I’m leaning towards the conclusion that it’s not worth the developer time to do anything about this. I’m posting this just in case other people have concerns or ideas.
It probably would speed up build times a bit if we could avoid downloading and/or copying all those files.
That might be the case. We could do what @yizhang suggests or even add a dependencies repo outside of Math. But… the real benefit to including all of Boost is that it makes development so much easier. I just clone Math and I’m up and running. If this is partial or there’s another step inside, there’s always a chance for problems with matching versions. This would be a continual burden on the developer as opposed to the packaging problem is an infrequent burden on the maintainer. It’s still a burden, so maybe there’s a clever way to fix it all at once. But first, it’d help to know what the actual error is and what process is generating it.

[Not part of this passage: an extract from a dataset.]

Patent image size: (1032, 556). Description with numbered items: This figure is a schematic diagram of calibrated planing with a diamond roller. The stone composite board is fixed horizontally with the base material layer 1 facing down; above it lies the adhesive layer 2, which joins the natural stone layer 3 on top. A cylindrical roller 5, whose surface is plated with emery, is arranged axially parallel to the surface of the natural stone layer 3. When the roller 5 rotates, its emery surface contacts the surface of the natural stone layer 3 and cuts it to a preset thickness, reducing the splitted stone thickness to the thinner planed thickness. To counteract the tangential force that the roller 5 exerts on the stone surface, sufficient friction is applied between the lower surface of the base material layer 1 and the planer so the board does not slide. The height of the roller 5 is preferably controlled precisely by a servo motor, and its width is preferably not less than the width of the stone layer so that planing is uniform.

The problem arose because zip was/is used to package the PyStan
distribution and older versions of the zip format do not allow more
than 2^{16} files in a single zip file.
We solved it with a little hack (removing some files from boost). And
even this hack will not be needed as the build software widely used in
the Python packaging world moves away from this old version of zip.
If an easy way (for developers) to not use all of boost ever emerges, I
do think we should use it. The bandwidth and storage savings are
non-trivial. Boost is huge.
Just a heads up for those that are not following Stan Math PRs closely. With this PR now merged we got from 66828 items, totalling 608,4 MB to 22222 items, totalling 193,9 MB on the Boost folder. So the next version should be more lightweight.